L’article 5 de la proposition a pour objectif de permettre une plus grande ouverture médiatique aux langues régionales. Encore une fois la proposition de loi emploie des termes larges qui ne donnent aucune obligation. De plus, France télévision est déjà contrainte à une obligation d’assurer la promotion des langues régionales par le service audiovisuel. Rance télévision et particulièrement France 3 est soumis à cette obligation dans la mesure où elle a une qualité de chaîne des régions.

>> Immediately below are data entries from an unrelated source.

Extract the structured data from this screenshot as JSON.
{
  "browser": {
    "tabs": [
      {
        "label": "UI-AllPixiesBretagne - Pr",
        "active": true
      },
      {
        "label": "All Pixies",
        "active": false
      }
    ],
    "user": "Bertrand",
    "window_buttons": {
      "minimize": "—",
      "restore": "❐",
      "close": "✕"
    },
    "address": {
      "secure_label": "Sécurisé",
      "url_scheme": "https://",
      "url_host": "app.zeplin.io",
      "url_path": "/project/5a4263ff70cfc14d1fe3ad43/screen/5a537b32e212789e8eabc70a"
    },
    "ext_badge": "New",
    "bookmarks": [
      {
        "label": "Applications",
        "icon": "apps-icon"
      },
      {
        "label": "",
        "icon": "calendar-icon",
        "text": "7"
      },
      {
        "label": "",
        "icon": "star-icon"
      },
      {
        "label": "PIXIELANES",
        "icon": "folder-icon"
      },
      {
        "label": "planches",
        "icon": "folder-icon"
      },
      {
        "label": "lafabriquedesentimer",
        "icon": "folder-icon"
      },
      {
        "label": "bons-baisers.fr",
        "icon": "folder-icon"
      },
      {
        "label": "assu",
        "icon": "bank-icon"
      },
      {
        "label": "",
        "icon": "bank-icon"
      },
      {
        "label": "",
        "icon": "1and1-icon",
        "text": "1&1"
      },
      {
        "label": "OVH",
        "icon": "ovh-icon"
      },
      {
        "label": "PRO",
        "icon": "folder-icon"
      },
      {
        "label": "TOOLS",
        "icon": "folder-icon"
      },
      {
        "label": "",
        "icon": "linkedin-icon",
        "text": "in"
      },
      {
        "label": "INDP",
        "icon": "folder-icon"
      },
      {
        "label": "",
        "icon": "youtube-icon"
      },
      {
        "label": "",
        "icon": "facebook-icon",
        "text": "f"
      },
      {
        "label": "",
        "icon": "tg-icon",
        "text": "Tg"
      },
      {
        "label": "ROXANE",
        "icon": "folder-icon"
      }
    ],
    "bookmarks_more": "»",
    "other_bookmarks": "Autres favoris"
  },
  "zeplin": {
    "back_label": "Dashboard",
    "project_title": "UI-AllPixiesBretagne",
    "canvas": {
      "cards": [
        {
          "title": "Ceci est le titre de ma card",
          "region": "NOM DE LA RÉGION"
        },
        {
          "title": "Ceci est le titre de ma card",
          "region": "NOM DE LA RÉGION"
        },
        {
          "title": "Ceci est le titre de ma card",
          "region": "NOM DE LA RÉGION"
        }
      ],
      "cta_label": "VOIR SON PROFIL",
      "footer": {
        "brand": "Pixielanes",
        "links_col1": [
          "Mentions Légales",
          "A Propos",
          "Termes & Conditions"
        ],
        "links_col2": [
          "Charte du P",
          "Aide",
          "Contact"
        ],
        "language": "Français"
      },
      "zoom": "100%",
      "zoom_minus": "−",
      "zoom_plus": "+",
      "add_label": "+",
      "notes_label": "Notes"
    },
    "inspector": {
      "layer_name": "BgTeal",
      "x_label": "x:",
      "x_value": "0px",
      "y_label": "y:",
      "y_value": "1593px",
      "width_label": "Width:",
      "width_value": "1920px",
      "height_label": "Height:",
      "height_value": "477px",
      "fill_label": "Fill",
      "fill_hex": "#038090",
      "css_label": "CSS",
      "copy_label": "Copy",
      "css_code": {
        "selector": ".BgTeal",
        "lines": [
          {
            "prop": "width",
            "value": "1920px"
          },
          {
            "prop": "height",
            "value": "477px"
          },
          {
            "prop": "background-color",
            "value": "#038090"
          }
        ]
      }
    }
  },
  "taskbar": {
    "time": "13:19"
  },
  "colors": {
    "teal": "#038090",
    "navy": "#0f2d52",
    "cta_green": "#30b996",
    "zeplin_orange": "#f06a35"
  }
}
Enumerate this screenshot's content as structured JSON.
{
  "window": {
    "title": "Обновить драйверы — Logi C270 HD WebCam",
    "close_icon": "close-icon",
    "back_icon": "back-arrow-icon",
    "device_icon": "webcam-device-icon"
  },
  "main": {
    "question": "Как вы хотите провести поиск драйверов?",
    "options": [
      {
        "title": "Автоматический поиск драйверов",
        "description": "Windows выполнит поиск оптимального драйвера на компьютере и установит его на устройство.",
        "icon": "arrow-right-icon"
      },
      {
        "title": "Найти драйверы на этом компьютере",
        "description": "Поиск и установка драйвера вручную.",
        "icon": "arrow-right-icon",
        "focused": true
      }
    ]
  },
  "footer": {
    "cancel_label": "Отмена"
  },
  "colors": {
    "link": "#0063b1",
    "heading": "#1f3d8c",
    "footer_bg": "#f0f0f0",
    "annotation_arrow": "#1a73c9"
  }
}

L’objectif des articles 4 et 5 est de rendre les langues régionales plus présentes et ainsi qu’elles soient d’avantage utilisées. Cette volonté de la loi de sauvegarde des langues régionales est importante, pourtant, certains articles doivent être remis en question, que ça soit, de part leur écriture ou plutôt parce qu’ils veulent imposer. Le fait d’imposer aux établissements scolaires l’enseignement immersif semble délicat à mettre en place et on peut se poser la question de sa pertinence. Le débat reste entier et la proposition de loi va être surveillée.

A la suite de la présentation de la proposition de loi par Paul Molac à la commission des affaires culturelles, de nombreuses questions ont été posé de la part d’opposants comme sympathisants. La sauvegarde des langues régionales est un sujet majeur, pourtant le fait d’imposer l’enseignement immersif des langues régionales peut s’avérer difficilement réalisable. Les différents partis sont amenés à voter à l’encontre de la proposition de loi ou a proposer des amendements mais aucun ne s’engage à voter pour la proposition telle que rédigée aujourd’hui.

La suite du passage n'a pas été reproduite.